Ryan Braun was suspended for the remainder of the season yesterday — 65 games in all — for violating Major League Baseball’s drug policy. He’s the first player suspended as a result of baseball’s investigation into Miami’s Biogenesis clinic, but he isn’t likely to be the last. Among those baseball is investigating is Alex Rodriguez, and though we’re still waiting to learn his fate, Braun’s suspension is bad news for him.
Baseball and the players association have collectively bargained punishments for players who fail drug tests: 50 games for first-time offenders, 100 games for second-time offenders, and lifetime bands for third-time offenders. Both Braun and A-Rod, officially, have no priors: Braun failed a test once but won his appeal and avoided punishment because of how his sample was handled. And though A-Rod admitted to PED use after a 2009 report said he’d failed a test in 2003, that test occurred during the league’s supposedly anonymous survey testing, which was conducted to determine whether full testing (with punishments) was necessary.
But Braun got a suspension of longer than 50 games. Via the Times, that’s because he didn’t actually fail a drug test in this case. His case, then, falls outside those collectively bargained punishments. (Take a moment, by the way, to consider how illogical all of this is: A failed drug test, i.e., indisputable evidence, gets a player 50 games. But without that indisputable evidence, the league can actually hand down longer suspensions if it doesn’t like what it finds.)

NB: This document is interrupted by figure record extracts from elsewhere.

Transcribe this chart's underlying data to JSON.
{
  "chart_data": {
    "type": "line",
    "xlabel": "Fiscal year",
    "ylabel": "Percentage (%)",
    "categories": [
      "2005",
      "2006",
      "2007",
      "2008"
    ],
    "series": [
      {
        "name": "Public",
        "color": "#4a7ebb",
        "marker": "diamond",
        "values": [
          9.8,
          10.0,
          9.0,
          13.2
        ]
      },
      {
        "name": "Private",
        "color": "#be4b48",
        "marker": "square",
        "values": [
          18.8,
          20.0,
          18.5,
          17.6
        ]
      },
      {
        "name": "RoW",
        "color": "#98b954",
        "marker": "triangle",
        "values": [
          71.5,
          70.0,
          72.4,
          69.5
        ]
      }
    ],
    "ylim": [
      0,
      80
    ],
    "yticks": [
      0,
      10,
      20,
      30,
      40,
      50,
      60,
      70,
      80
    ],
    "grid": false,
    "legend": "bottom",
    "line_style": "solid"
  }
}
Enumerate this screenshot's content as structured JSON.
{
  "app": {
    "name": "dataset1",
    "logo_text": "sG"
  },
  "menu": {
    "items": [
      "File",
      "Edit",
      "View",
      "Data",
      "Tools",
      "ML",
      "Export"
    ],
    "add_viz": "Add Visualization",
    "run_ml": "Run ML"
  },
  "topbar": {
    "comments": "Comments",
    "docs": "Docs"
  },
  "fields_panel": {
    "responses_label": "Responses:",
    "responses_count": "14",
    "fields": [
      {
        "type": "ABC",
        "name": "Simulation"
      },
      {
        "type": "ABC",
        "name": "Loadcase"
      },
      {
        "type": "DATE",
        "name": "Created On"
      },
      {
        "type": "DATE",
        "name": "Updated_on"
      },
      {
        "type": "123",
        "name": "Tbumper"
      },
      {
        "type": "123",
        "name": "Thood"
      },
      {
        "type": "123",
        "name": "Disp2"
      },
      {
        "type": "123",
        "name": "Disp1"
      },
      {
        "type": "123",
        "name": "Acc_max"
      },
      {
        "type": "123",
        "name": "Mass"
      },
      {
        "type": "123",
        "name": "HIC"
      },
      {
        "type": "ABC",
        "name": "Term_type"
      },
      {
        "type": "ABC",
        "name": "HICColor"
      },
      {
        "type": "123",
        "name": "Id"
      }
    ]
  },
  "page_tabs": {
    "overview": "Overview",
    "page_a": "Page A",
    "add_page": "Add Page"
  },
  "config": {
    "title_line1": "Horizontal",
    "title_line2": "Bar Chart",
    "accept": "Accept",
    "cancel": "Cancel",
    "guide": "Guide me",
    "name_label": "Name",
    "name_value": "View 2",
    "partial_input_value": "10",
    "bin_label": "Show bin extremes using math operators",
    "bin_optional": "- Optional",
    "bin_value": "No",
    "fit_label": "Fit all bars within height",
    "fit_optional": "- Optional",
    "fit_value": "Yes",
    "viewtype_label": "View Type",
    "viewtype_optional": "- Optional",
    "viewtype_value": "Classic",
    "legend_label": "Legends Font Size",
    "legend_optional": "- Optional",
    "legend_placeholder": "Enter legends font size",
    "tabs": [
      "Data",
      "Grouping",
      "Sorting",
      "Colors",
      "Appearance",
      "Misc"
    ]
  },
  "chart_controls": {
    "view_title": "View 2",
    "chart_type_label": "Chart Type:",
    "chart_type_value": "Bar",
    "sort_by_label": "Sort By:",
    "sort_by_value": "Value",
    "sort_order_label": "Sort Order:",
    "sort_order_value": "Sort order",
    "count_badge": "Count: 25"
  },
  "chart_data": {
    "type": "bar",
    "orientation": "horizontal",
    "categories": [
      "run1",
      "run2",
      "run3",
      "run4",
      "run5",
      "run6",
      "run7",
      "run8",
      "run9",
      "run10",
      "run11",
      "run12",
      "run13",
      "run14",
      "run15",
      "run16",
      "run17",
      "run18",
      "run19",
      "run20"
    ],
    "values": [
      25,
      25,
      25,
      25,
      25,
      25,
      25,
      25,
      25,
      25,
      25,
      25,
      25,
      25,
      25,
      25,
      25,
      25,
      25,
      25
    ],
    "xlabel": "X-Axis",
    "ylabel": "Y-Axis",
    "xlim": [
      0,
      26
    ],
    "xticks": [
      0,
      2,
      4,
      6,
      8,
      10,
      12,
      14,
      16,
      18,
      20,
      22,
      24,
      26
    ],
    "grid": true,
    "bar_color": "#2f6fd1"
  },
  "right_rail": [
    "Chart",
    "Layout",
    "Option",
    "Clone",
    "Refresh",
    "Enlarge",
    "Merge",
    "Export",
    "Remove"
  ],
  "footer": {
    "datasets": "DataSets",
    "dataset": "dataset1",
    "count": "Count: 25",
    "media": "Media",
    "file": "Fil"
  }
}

Anyway, Braun’s lengthy suspension confirms what we already assumed: Baseball is going hard after its white whales. And if it’s not limited by any collectively bargained punishment structure, the sky’s really the limit for a potential punishment for A-Rod, who reportedly has even more evidence against him than Braun did. (T.J. Quinn reports that the charges against A-Rod are expected to include the accusation that he interfered with the investigation.) Since baseball can apparently make up any suspension it wants in these Biogenesis cases, perhaps A-Rod, too, will be suspended for the rest of the season. Or maybe he’ll be suspended for next season, as well. Perhaps Bud Selig will make him wear a dunce cap on the bench and write “I will not take PEDs” 275 million times on a chalkboard in the clubhouse. It’s Bud Selig’s dream scenario in his war against PEDs: A loophole that lets him play king.
ESPN reports that A-Rod is trying to make a deal with the league, though the Yankees don’t believe a suspension announcement is imminent. But if A-Rod doesn’t reach a deal, he can also appeal his suspension. Braun didn’t appeal, though that wasn’t necessarily because he felt he had to own up to his mistakes: His team’s out of the playoff race and, more importantly, his salary rises from $8.5 million to $10 million next season. He loses less money by taking his suspension now.
A-Rod, though, could choose to drag this out. (He’s actually owed less money next year than he is in 2013.) We’ve already looked at why an appeal could be successful, but Braun’s admission yesterday lends some credibility to Biogenesis and its founder Anthony Bosch. Whatever baseball learned from its investigation was enough for Braun to know he’d been caught. An arbitrator would still have a lot to consider — such as the deal struck between baseball and Bosch to get him to talk — but yesterday’s developments don’t help A-Rod’s case.
It’s important to remember that Braun and A-Rod are two different cases, and just because one admitted to wrongdoing doesn’t mean the other is guilty. But if the evidence against A-Rod is as strong as it’s reported to be, and knowing what we do about how baseball is targeting players it feels has embarrassed the league, Rodriguez could be in real trouble. Baseball might want to do more than just suspend him. It might want to make an example out of him.